If you have questions, please do not hesitate to call or email. Ms. Panther has waived her right to view this recommendation.


Name of Attending (signed by hand)”

Part of what makes this example so effective is the writer shares anecdotes that attest to the applicant’s competence and tenacity to succeed in a medical setting. Through the various examples, the applicant shows critical thinking and bedside manners that help her succeed as a clinician.

AAMC Guidelines For Medical School Letter of Recommendation

Here are the AAMC guidelines for medical school letters of recommendation

  1. The recommender must provide an accurate assessment of the applicant’s suitability for medical school rather than advocate for them.
  2. The recommender must mention their relationship to the applicant, how long they’ve known them, what capacity they’ve interacted with, and if the recommender's observations of the applicant are direct or indirect. 
  3. Focus on the applicant rather than details of the lab,  course, assignment, job, or institution. 
  4. Recommenders should only include information on grades, GPA, or MCAT scores.
  5. Recommenders should directly focus on behaviors they’ve observed when describing an applicant’s suitability for medical school.  
  6. Request the applicant's consent before including any details deemed private or sensitive.
  7. Include distinctive contributions that an applicant could make to an incoming class, such as:
  • The applicant has successfully navigated challenges, detailing how these obstacles resulted in valuable learning experiences and personal growth.
  • Contributions that the applicant would bring to the diversity of a medical school encompassing various aspects like background, attributes, and experiences.
  1. Admissions committees appreciate the inclusion of comparative information, but it's crucial to offer context. This should involve details about:
  • The comparison group, such as students in a class you taught, colleagues in your department, or co-workers.
  • Your rationale behind the chosen comparison provides a clear justification for the relevance of the comparison group.

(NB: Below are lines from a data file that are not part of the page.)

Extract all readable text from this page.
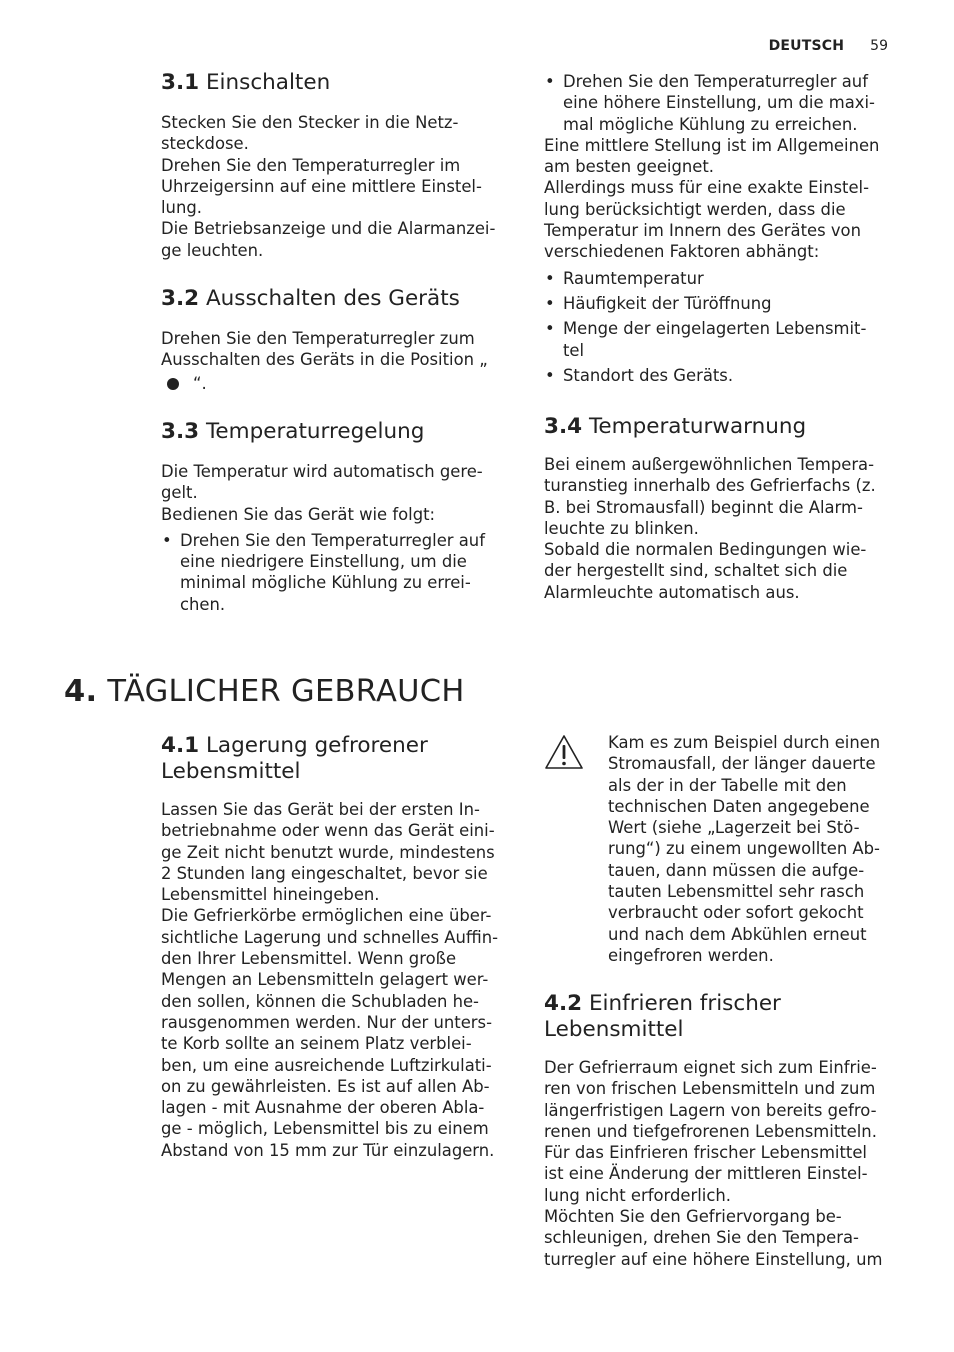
DEUTSCH 59
3.1 Einschalten
Stecken Sie den Stecker in die Netz-
steckdose.
Drehen Sie den Temperaturregler im
Uhrzeigersinn auf eine mittlere Einstel-
lung.
Die Betriebsanzeige und die Alarmanzei-
ge leuchten.
3.2 Ausschalten des Geräts
Drehen Sie den Temperaturregler zum
Ausschalten des Geräts in die Position „
“.
3.3 Temperaturregelung
Die Temperatur wird automatisch gere-
gelt.
Bedienen Sie das Gerät wie folgt:
• Drehen Sie den Temperaturregler auf
eine niedrigere Einstellung, um die
minimal mögliche Kühlung zu errei-
chen.
• Drehen Sie den Temperaturregler auf
eine höhere Einstellung, um die maxi-
mal mögliche Kühlung zu erreichen.
Eine mittlere Stellung ist im Allgemeinen
am besten geeignet.
Allerdings muss für eine exakte Einstel-
lung berücksichtigt werden, dass die
Temperatur im Innern des Gerätes von
verschiedenen Faktoren abhängt:
• Raumtemperatur
• Häufigkeit der Türöffnung
• Menge der eingelagerten Lebensmit-
tel
• Standort des Geräts.
3.4 Temperaturwarnung
Bei einem außergewöhnlichen Tempera-
turanstieg innerhalb des Gefrierfachs (z.
B. bei Stromausfall) beginnt die Alarm-
leuchte zu blinken.
Sobald die normalen Bedingungen wie-
der hergestellt sind, schaltet sich die
Alarmleuchte automatisch aus.
4. TÄGLICHER GEBRAUCH
4.1 Lagerung gefrorener
Lebensmittel
Lassen Sie das Gerät bei der ersten In-
betriebnahme oder wenn das Gerät eini-
ge Zeit nicht benutzt wurde, mindestens
2 Stunden lang eingeschaltet, bevor sie
Lebensmittel hineingeben.
Die Gefrierkörbe ermöglichen eine über-
sichtliche Lagerung und schnelles Auffin-
den Ihrer Lebensmittel. Wenn große
Mengen an Lebensmitteln gelagert wer-
den sollen, können die Schubladen he-
rausgenommen werden. Nur der unters-
te Korb sollte an seinem Platz verblei-
ben, um eine ausreichende Luftzirkulati-
on zu gewährleisten. Es ist auf allen Ab-
lagen - mit Ausnahme der oberen Abla-
ge - möglich, Lebensmittel bis zu einem
Abstand von 15 mm zur Tür einzulagern.
Kam es zum Beispiel durch einen
Stromausfall, der länger dauerte
als der in der Tabelle mit den
technischen Daten angegebene
Wert (siehe „Lagerzeit bei Stö-
rung“) zu einem ungewollten Ab-
tauen, dann müssen die aufge-
tauten Lebensmittel sehr rasch
verbraucht oder sofort gekocht
und nach dem Abkühlen erneut
eingefroren werden.
4.2 Einfrieren frischer
Lebensmittel
Der Gefrierraum eignet sich zum Einfrie-
ren von frischen Lebensmitteln und zum
längerfristigen Lagern von bereits gefro-
renen und tiefgefrorenen Lebensmitteln.
Für das Einfrieren frischer Lebensmittel
ist eine Änderung der mittleren Einstel-
lung nicht erforderlich.
Möchten Sie den Gefriervorgang be-
schleunigen, drehen Sie den Tempera-
turregler auf eine höhere Einstellung, um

While these guidelines are optional, they’re useful. We suggest you share them because they outline the core competencies medical schools seek in students. 

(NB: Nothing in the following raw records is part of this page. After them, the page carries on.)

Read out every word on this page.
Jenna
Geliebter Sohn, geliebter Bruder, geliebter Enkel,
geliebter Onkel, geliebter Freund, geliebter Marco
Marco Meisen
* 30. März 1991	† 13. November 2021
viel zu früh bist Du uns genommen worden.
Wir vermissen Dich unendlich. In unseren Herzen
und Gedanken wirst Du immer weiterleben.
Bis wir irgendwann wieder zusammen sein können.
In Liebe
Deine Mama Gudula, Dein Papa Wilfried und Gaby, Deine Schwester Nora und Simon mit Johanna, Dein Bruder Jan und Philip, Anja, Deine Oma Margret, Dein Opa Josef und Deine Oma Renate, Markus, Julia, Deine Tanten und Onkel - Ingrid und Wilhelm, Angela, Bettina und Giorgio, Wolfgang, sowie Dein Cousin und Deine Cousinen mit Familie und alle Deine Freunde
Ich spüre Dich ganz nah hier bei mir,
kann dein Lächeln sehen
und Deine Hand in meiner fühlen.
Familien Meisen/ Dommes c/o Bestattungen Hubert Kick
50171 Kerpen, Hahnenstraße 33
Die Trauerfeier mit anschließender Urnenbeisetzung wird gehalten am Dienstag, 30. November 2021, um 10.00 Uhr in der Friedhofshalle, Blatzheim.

The process is simpler if your references have a structure to work from. These guidelines help your recommenders write you a strong letter of recommendation.

FAQ: Recommendation Letters For Medical School

We’ve outlined several questions and answers to help you understand how to ask for medical school letters of recommendation. 

1. How Early Should I Ask for a Letter of Recommendation for Medical School?

You should ask for a letter of recommendation for medical school three to four months before the submission deadline. This gives you ample time to find a recommender, for them to write it, and for you to review it. 

2. How Many Recommendation Letters Do You Need?

Typically, medical schools ask for a minimum of three recommendation letters. The number of recommendation letters you need is dependent on what the medical school you’re applying to requires. 

3. How Old Can Letters of Recommendation Be for Medical School?

Generally, a letter of recommendation should not be more than one year old. If you have a letter of recommendation that exceeds this timespan and cannot receive a newer one, try to ask the recommender to redate the previous letter they’ve written to solve this issue if you’re reapplying to medical school.

Final Thoughts

Medical school letters of recommendation are crucial to your application. It’s easy to feel overwhelmed and lost with so many factors to consider. After all, you must research application requirements, submission deadlines, forms, how to access online portals, and how to ask for med school recommendation letters.

Our guide simplifies the process and takes the stress out of preparation. Remember to follow these tips to receive the best medical school letter of recommendation!